Because when you let a mental disorder creep in, it starts to impact you.

It impacts your decision making.
It impacts how you show up for your team.
And eventually, if you don’t get it in order, it will impact your bottom line.

Take care of your mental health. It’s essential. 

154: How you do one thing is how you do everything

The other day I was talking with an entrepreneur who has sold multiple companies for tens of millions of dollars. 

On the call, he shared one of his values with me which I loved.

How you do one thing is how you do everything.

From the gym, to business, to your marriage, and your friendships.
They all are tied together.

If you don't push yourself in the gym, then you won't push yourself in business.
If you treat your spouse poorly, you will end up treating your team poorly as well.

Everything in our life is connected and our success in business is much deeper than just the tactics of the business itself.

Our success in business is tied to who we become as a person. 

So the next time you find yourself slacking or cutting corners in any area of your life, just remember this phrase and hold it close.

How you do one thing is how you do everything.

153: Learn every day

"Do you write all of those posts that go out on social?"

I get this question often. The answer...

Every single one. People ask me how I do this, or why I do this, and so let me share a story...

When I was early in my entrepreneurial career, my learning path was ad hoc at best. I would read a full book in a weekend, and then not read for 2 months. Or just consume random podcasts when I had the time.

But I had no ritual of consistent learning.

That all changed when I came across an idea called "Discover & Declare" by Garret J. White. 

Every day, I started to study something new. 
Every day, I would write up something I learned and teach it to others.

Slowly and steadily, I began to evolve.
Not through some single book that changed everything.
But through the compound effect of everything that I learned day after day.

One time, I even remember a small sales tactic I learned that literally helped me bump up my close rate by ~30%.

Small tweaks, day after day, lead to massive changes over time.

Make it a habit to learn something new every day.
It will change your life.

152: To scale, you must advertise

"Paid ads just aren't my thing. I prefer to focus on other growth channels."

This is another one of those stories that I held in my mind for many years. I was really strong at channels such as outbound, content, and thought leadership. 

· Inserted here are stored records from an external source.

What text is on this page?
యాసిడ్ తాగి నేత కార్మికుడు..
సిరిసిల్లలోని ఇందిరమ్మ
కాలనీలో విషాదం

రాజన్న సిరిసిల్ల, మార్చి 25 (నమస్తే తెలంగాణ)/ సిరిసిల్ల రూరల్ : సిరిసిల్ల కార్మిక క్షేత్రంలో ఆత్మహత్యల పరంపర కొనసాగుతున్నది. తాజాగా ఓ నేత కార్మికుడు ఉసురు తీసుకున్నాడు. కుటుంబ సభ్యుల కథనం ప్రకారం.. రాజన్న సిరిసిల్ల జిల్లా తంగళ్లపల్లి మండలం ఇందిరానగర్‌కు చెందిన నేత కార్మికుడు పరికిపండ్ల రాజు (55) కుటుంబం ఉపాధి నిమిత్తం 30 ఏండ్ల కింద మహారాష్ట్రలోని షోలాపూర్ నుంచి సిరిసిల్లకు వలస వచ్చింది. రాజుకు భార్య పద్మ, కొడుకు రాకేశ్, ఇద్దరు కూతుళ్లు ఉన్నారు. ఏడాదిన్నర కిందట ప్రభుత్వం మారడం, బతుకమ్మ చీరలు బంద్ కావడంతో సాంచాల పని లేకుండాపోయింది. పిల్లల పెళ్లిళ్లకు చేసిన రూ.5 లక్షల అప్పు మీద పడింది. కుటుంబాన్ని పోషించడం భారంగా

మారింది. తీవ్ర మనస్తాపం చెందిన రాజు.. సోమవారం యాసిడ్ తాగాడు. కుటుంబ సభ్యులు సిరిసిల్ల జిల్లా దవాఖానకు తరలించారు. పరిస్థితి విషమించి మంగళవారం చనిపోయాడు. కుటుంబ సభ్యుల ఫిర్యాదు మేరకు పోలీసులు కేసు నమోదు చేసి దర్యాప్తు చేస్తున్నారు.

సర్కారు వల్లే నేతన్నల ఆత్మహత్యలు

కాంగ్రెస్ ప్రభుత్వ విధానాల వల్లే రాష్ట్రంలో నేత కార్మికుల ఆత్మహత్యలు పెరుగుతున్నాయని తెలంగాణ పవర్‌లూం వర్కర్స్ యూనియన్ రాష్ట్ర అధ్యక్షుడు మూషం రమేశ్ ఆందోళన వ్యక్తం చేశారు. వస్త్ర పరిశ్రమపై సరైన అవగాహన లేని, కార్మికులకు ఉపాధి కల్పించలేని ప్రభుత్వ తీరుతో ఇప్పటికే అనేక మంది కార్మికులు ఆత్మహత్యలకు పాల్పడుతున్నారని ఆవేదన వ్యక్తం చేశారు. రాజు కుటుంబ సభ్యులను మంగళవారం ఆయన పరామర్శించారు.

I had looked at paid ads as just another channel that you can use to grow.

But over time, my mindset around paid customers has changed. 

I've begun to realize that if your intention is to really scale up and build something sizeable, then paid ads are a must.

Why you ask?

Paid ads are the only channel where I can say, "I will put in $1,000 and get out $5,000."

And once you prove success with putting in $1,000, then you can scale that up to $10,000... Or $100,000.

While you can ramp up content, outbound or conferences and put a lot more effort behind them, virtually nothing other than paid traffic can become a lever that you just push on for growth.

This is why all massive startups invest in paid traffic.

Now, I'm not saying that paid traffic is the holy grail or that it's the only way.
I'll admit, I still haven't taken the plunge to start running paid ads because I still have so much to learn.

But I recognize that if I want to scale, then I must learn to advertise.